发表于 2024-11-04 更新于 2025-01-15 分类于 AI 本文字数： 253 阅读时长 ≈ 1 分钟

hugging face 下载模型

首先在 poweshell 下设置代理,该方式只在 session 中生效

1 2	$env:HTTP_PROXY="http://username:password@xxxx.xxxx.xxxx.xxxx:3030" $env:HTTPS_PROXY="http://username:password@xxxx.xxxx.xxxx.xxxx:3030"

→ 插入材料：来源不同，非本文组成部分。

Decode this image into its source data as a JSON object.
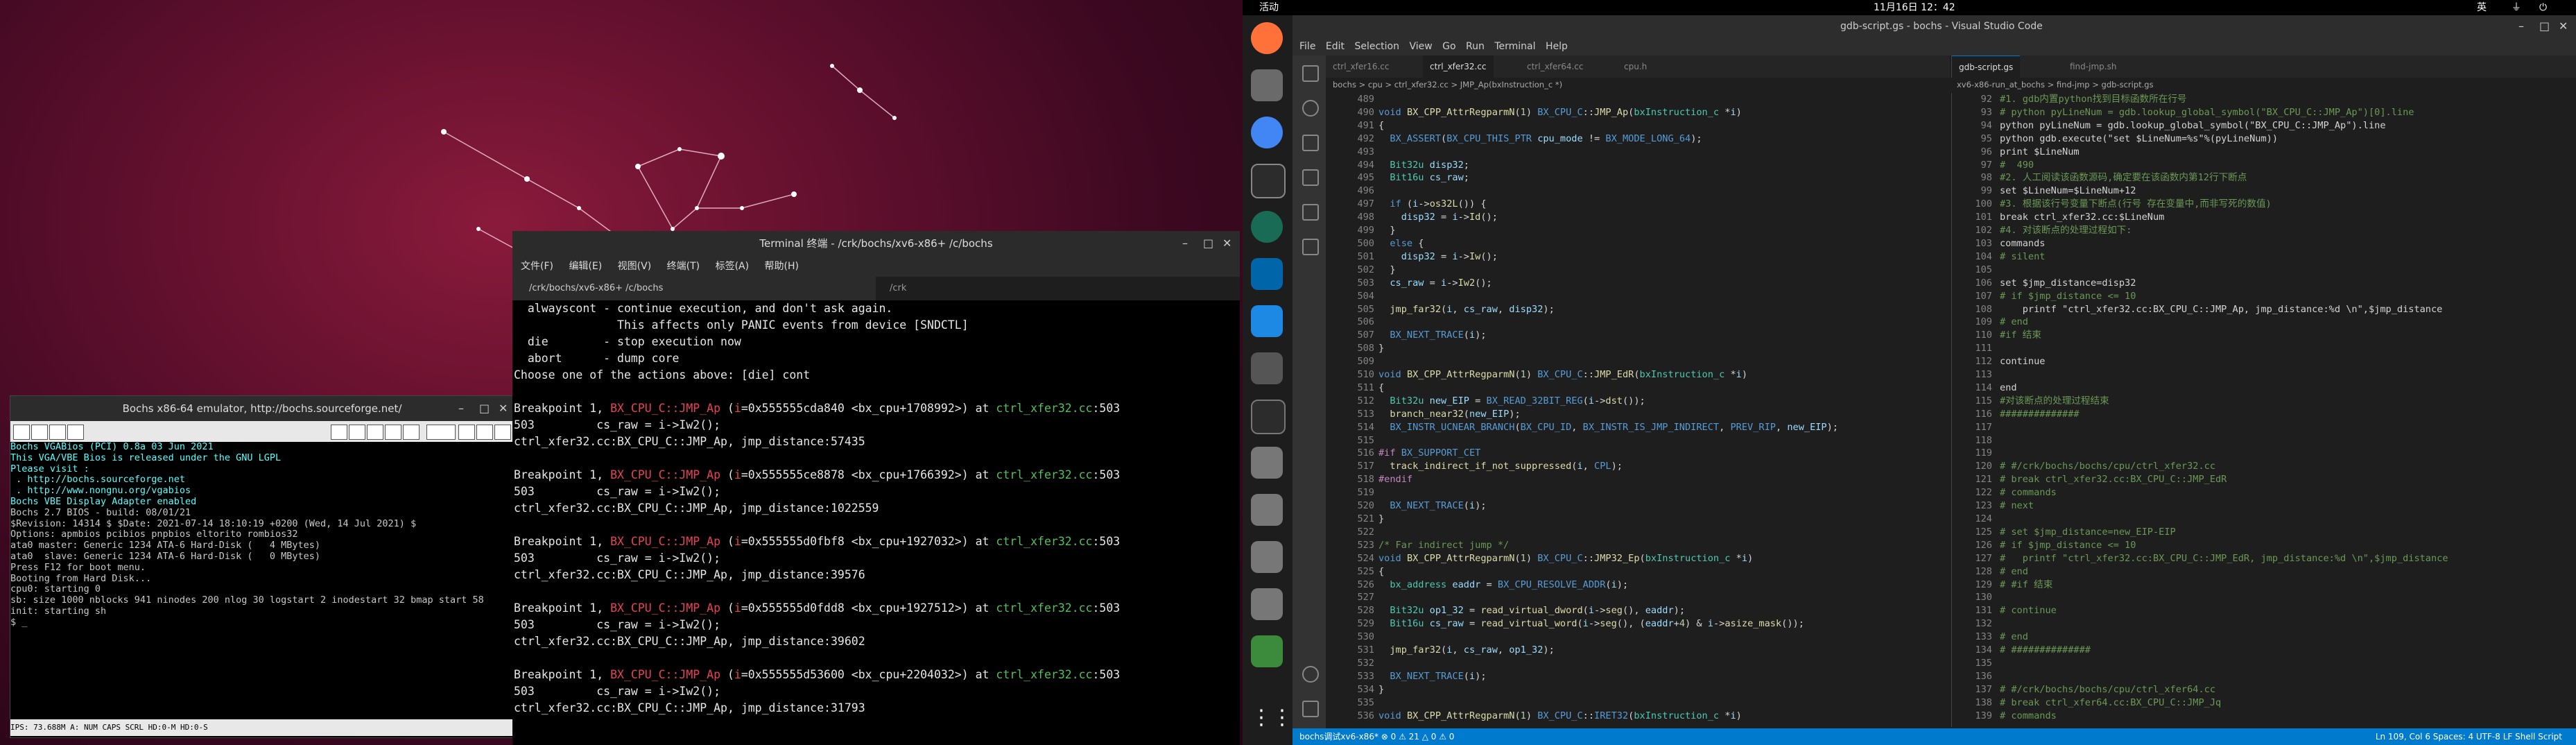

下载指定模型，如果是 llama，请先登录，获取授权

1 2	huggingface-cli login huggingface-cli download meta-llama/Llama-3.2-1B

llama.cpp

构建 llama.cpp 环境

git clone https://github.com/ggerganov/llama.cpp.git
cd llama.cpp
conda create -n llama.cpp python=3.11
conda activate llama.cpp
pip install -r requirements.txt

验证依赖安装是否正确

python convert_hf_to_gguf.py
usage: convert_hf_to_gguf.py [-h] [--vocab-only] [--outfile OUTFILE] [--outtype {f32,f16,bf16,q8_0,tq1_0,tq2_0,auto}] [--bigendian] [--use-temp-file] [--no-lazy] [--model-name MODEL_NAME] [--verbose]
                             [--split-max-tensors SPLIT_MAX_TENSORS] [--split-max-size SPLIT_MAX_SIZE] [--dry-run] [--no-tensor-first-split] [--metadata METADATA]
                             model
convert_hf_to_gguf.py: error: the following arguments are required: model

如上即为正常。

转换 model 为 gguf 格式

1	python convert_hf_to_gguf.py models/Llama-3.2-1B/

LM Studio

将编译好的 gguf 模型放置在C:\Users\用户名\.cache\lm-studio\models\，即可识别本地模型。

例如：

1	"C:\Users\用户名\.cache\lm-studio\models\meta-llama\Llama-3.2-1B\Llama-3.2-1B-F16.gguf"

Ollama

ollama load gguf

Modelfile

1	FROM ./Llama-3.2-1B-F16.gguf

加载模型

1	ollama create llama3.2:1b -f .\Modelfile

运行模型

1	ollama run llama3.2:1b